When Jesus tells how to restore relationships, he has laid a table of tenderness. He has established a context of gentleness. He has told of the necessity of a kind of healthy-self doubt that acknowledges how blind we can be to our own faults. He will soon go on to tell that we must be willing to forgive others not once or twice, but an infinite number of times. The process in its context looks very different from the process torn from context.
Whatever else we learn about church life, we learn quickly that it will at times come with conflict. We are, after all, sinful people attempting to share community with other sinners. It’s inevitable that problems will arise, inevitable that there will be angry words, unfortunate misunderstandings, unintentional insults. While there will be many great blessings that come through the local church, there will also be real sorrows.
Thankfully, God has not left us unequipped when it comes to dealing with those conflicts in a healthy and healing way. Solomon says, “Good sense makes one slow to anger, and it is his glory to overlook an offense,” while Peter echoes, “Above all, keep loving one another earnestly, since love covers a multitude of sins” (Proverbs 19:11; 1 Peter 4:8). The great majority of offenses are to be overlooked, covered in love and forgotten. But sometimes the offense is serious and the harm grave, and in these times we are to follow the instructions of Jesus in Matthew 18:15-20.

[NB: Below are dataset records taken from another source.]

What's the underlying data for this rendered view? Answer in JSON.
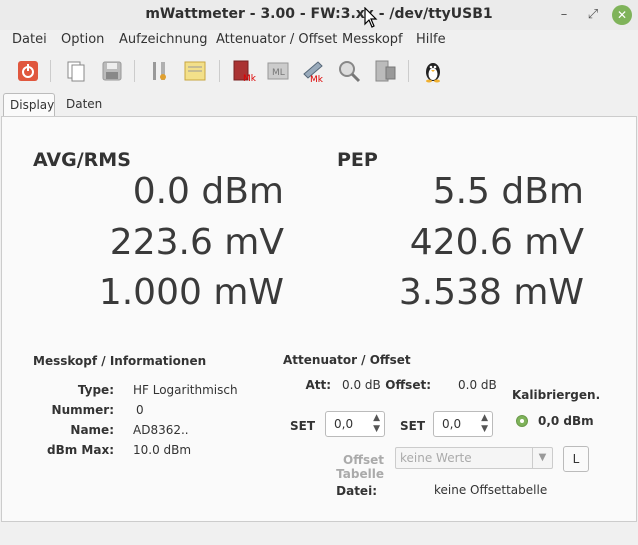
{
  "window": {
    "title": "mWattmeter - 3.00 - FW:3.xx - /dev/ttyUSB1"
  },
  "menu": [
    "Datei",
    "Option",
    "Aufzeichnung",
    "Attenuator / Offset",
    "Messkopf",
    "Hilfe"
  ],
  "tabs": [
    "Display",
    "Daten"
  ],
  "avg": {
    "title": "AVG/RMS",
    "dbm": "0.0 dBm",
    "mv": "223.6 mV",
    "mw": "1.000 mW"
  },
  "pep": {
    "title": "PEP",
    "dbm": "5.5 dBm",
    "mv": "420.6 mV",
    "mw": "3.538 mW"
  },
  "messkopf": {
    "title": "Messkopf / Informationen",
    "type_label": "Type:",
    "type_value": "HF Logarithmisch",
    "nummer_label": "Nummer:",
    "nummer_value": "0",
    "name_label": "Name:",
    "name_value": "AD8362..",
    "dbmmax_label": "dBm Max:",
    "dbmmax_value": "10.0 dBm"
  },
  "attenuator": {
    "title": "Attenuator / Offset",
    "att_label": "Att:",
    "att_value": "0.0 dB",
    "offset_label": "Offset:",
    "offset_value": "0.0 dB",
    "set_label": "SET",
    "att_spin": "0,0",
    "offset_spin": "0,0",
    "kalib_label": "Kalibriergen.",
    "kalib_value": "0,0 dBm",
    "offset_tabelle_label": "Offset Tabelle",
    "offset_tabelle_value": "keine Werte",
    "l_button": "L",
    "datei_label": "Datei:",
    "datei_value": "keine Offsettabelle"
  }
}
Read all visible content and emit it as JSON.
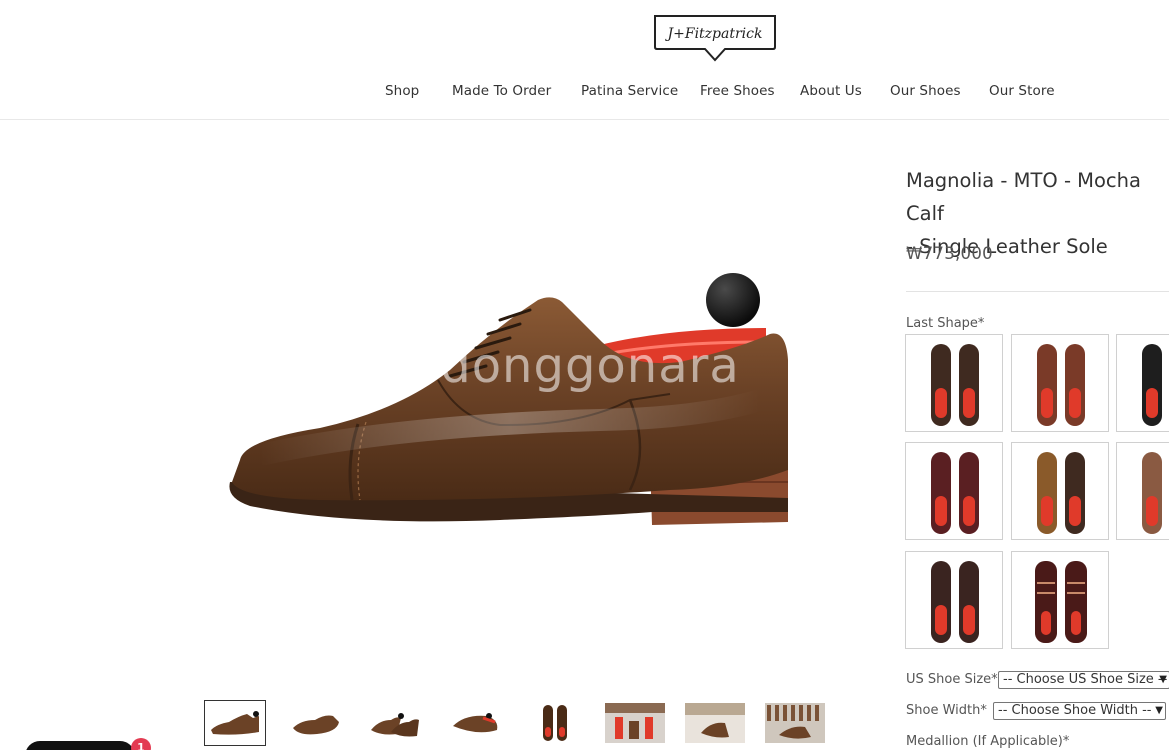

This text establishes the God-ordained process through which a person who has been sinned against can identify that sin to the offender and see a strained, separated, or full-out shattered relationship restored. It’s a simple process. First approach the person alone, describe the offense, and give him or her the opportunity to express remorse and seek forgiveness. Failing that, bring it to the attention of two or three witnesses, and then to the whole church. If even then the person does not repent, the lack of remorse should stand as proof that he or she is not a Christian and should be removed from the membership of the local church. Christians, after all, are to “be kind to one another, tenderhearted, forgiving one another, as God in Christ forgave you” (Ephesians 4:32). Those who refuse to seek forgiveness from others prove that they have not experienced forgiveness from God.
This process should be familiar to any member of any local church. When a pastor is approached by church members who have been aggrieved in one way or another, his first response should be to direct them to this text, trusting that it is God’s means to achieve relational reconciliation. And most often it does just that.